Via Appia - Forum

Pełna wersja: Martusia (8)
Aktualnie przeglądasz uproszczoną wersję forum. Kliknij tutaj, by zobaczyć wersję z pełnym formatowaniem.
Jak napisała, dzieląc się ze mną entuzjazmem, od tej chwili praca dla mieszkańców była jej odwzajemnioną miłością. Słuchała tych, co mieli jeszcze coś do powiedzenia, odbywała z nimi częste rozmowy, rozmowy o różnym natężeniu emocji.

Interesowała się każdym drgnieniem domu, jakimkolwiek jego wewnętrznym wstrząsem. Spotykała się z ludźmi o dwuznacznym i niechętnym nastawieniu do administracyjnego patrycjatu: z osobnikami zwariowanymi na punkcie normalności. Wiedziała o wszystkim, co się w nim wydarzało. Starała się orientować w szczegółach losu starców, którzy - ze zmaltretowanym uporem - nie akceptowali faktu, że zostali porzuceni przez rodzinę, że na darmo spodziewają się wizyt i na próżno - godzinami wlokącymi się w nieskończoność - wystają na korytarzu, przy schodach, obok windy.

I orientowała się: z każdym dniem coraz lepiej, czerpiąc wiedzę nie tylko z formularzy, ale i z odwiedzin w ich pokojach. Nie rzucała słów na wiatr. Jeśli zobowiązała się do czegoś, należało się spodziewać, że dotrzyma słowa, zajmie się, przepchnie, rozwiąże, załagodzi, pójdzie ich bronić. I rzeczywiście, w czasie spotkań z kierownictwem domu, kłóciła się o nich, występowała w ich imieniu.

Traktowana przez rezydentów jak mężczyzna w spódnicy, miała opinię twardej baby, kobiety, z którą nie opłaca się zadzierać, której bano się, ale z której zdaniem liczono się, zwłaszcza, że umiała ich uspokoić, opowiedzieć się za sprawiedliwością, oddzielić prawdę od kłamstwa.

Lecz jeszcze po latach, gdy już nie traktowano jej jako stażystki na dorobku, kiedy zasłużyła na miano uczynnej profesjonalistki i zabiegano o jej poparcie, nawet wtedy dokuczała jej deprymująca świadomość, że była z nimi za krótko, by dostrzec ich tak, jak pragnęła.

Jeszcze przez długi czas nie wiedziała, co tak naprawdę popychało ją do przebywania z nimi. Być może chodziło o ich naturalny, nieskażony apetyt na życie. Najpierw surowi wobec niej, milknący na jej widok, traktowali ją z oziębłym dystansem. Zaś po upływie paru miesięcy, dzieląc się z nią rozterkami, zapraszali na swoje salony, zachęcali, by częściej przestępowała ich progi, zwierzali się z najskrytszych tajemnic, Martusia natomiast, z początku zmieszana ich komplementami, potem oswoiła się, odkryła, że nie natrząsają się ze niej, że ją na serio uważają za powiernicę, za młodszą siostrę, że mają do niej zaufanie.
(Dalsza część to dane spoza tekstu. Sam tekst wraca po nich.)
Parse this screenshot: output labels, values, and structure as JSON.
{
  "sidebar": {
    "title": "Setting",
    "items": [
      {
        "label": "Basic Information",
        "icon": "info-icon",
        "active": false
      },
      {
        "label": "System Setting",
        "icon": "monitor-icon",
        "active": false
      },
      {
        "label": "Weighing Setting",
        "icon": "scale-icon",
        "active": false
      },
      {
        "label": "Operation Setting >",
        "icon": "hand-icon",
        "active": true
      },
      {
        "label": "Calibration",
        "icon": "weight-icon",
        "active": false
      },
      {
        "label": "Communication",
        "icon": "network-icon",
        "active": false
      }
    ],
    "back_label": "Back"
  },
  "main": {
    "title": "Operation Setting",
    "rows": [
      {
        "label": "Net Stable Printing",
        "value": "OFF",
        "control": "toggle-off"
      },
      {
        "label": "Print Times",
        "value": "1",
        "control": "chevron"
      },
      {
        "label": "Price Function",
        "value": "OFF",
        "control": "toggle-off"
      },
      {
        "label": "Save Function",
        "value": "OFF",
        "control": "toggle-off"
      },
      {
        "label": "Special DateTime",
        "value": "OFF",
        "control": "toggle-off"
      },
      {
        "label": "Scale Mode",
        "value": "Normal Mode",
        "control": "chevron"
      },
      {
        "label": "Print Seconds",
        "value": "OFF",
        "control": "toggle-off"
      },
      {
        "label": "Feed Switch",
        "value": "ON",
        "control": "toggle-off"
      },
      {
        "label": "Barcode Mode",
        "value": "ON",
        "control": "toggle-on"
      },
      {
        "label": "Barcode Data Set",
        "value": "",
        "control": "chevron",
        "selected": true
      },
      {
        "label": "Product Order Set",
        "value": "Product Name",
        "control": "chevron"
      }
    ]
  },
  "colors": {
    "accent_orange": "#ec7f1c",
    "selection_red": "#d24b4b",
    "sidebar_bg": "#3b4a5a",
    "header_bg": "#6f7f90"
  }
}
Zaobserwowała też dzielące ich różnice.

Zarówno fizycznie, jak i pod względem psychicznym nie przedstawiali się jednakowo. Byli więc starcy w wieku matuzalemowym, otępiali, mamroczący bez ładu i składu, nieustannie mlaszczący, skrzypiący i bez przerwy świszczący, wrażliwi tylko na pogodowe zawirowania, deszcz, śnieg, wiatr, nieczuli natomiast na pogodę ducha współlokatora, porośnięci skorupą brudu, cuchnący i zawszeni, przytargani ze schronisk, działek i dworców, bezdomni faktycznie i bezdomni na niby, cierpiący na amnezję i symulanci zdolni do bałamutnego jojczenia, mitomani, roszczeniowcy, niezaangażowani w cokolwiek, co nie wiązało się z nimi, starcy wychodzący ze swojej ospałości tylko wtedy, gdy mówiło się o jedzeniu i zadawano im żer, pożywne kleiki do grzecznego ciamkania, breje, o których debatowali psiocząc i przypominając sobie szynkę, krwiste befsztyki, tłuste sosy, potrawy ociekające cholesterolem i młodością.